Davis was cautiously optimistic about her relative’s chances to be honored on the greenback.

“It had been in the air, a lot of hype, then at some point it fell back and it looked like she wouldn’t make it, so I never thought of it in any kind of way until this latest information,” she said. “But it’s not supposed to be until years from now so, I hope they do. In some ways Harriet Tubman has taken on this persona, but I think this will make people dig a little deeper into who she really was.”

Tubman’s addition on the $20 will be accompanied by currency redesigns featuring Lucretia Mott, Sojourner Truth, Elizabeth Cady Stanton, Alice Paul, Susan B. Anthony, Marian Anderson, and Rev. Dr. Martin Luther King Jr. Davis said said she feels it reflects not only a more multicultural demographic, but the growing acceptance of a more holistic history of the United States.

“It sounds as though there is a general feeling that something on the currency should reflect the reality of what is true in this country.

It wasn’t always that way, of course.

Growing up in Bucks County, Pennsylvania, Davis said there was very little about Tubman in schoolbooks.

“What was there was very limited and one-sided. It wasn’t until I went to college that I found that history was a little more interesting because they filled it out more, even though there weren’t many blacks in college then,” said Davis, 79, who has a Master of Fine Arts degree from the Tyler School of Art, Temple University.

Of course, Davis learned early on that she and Tubman were related.

“I was pretty young when I first heard,” said Davis, who still lives in Bristol. “Mother would mention it, but never went into it with a lot of energy because at that time it was, ‘Make sure your children got a lot of education.’ So, there was a sense of we should not be dwelling on the idea of being held back by slavery.

“But we knew Harriet was part of the family. My grandfather would say, I remember when she came to visit. He said she called herself “Hat.” When my cousin was in high school she wrote a paper about Tubman and the teacher refused it, saying she was lying. Our grandfather had to go in to verify it. So, there was a sense of distance in terms of who could be related to this icon.”
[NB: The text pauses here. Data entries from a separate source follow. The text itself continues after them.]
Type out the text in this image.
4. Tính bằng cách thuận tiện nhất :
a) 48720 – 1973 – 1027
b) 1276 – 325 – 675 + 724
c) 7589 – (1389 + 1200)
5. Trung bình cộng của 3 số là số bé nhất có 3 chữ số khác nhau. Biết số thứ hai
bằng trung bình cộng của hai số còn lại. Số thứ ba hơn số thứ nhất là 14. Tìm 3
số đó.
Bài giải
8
Born between 1815 and 1825, Tubman was named Araminta by her parents Harriet and Benjamin, but changed her name before escaping into Pennsylvania so she would be hard to track. Tubman, who married twice and bore no children, died in 1913 in Auburn, New York, where she was buried with military honors.

Davis, who sometimes portrays Tubman in educational events nationwide, said Tubman’s audacity is in the family’s DNA.

“I know it’s in my mother’s genes,” she chuckled. “In Bristol they didn’t encourage blacks to go to college, but I and my five siblings all did. Mom was the first black member of the school board in Bristol. She only went to the 11th grade—dad 8th or 9th—but she was highly intelligent and could correct you in a language that showed you she was intelligent and convinced of what she knew.”

Davis has been ensconced since she was young in African American history and culture, even in mostly white Bucks County.

“The inside of my house looks like a museum, I have so many books and things,” she said.

She’s on the board of the county’s African American Historical and Cultural Society. A hallmark of that organization’s work is the establishment of a free-standing statue of Tubman on the waterfront of Lions Park. A June 25 celebration will mark the 10th anniversary of the unveiling of the monument, built at long last with state and local help.

Tubman is not known to have ever visited Bristol, where Davis has a 96-year-old aunt. Most of Tubman’s remaining clan lives in Maryland and New York. Still, Davis said the statue acknowledges the contributions of blacks as well as whites to the cultural fabric of Bristol.

“Harriet deserved recognition and reflected the sensibility of people who were persistent in their pursuit of a greater sense of freedom,” she said.

So, how many Tubman Twenties will Davis stash away?

“We’ll certainly get some,” she chuckled. “Whether I’ll be a collector, that I don’t know.”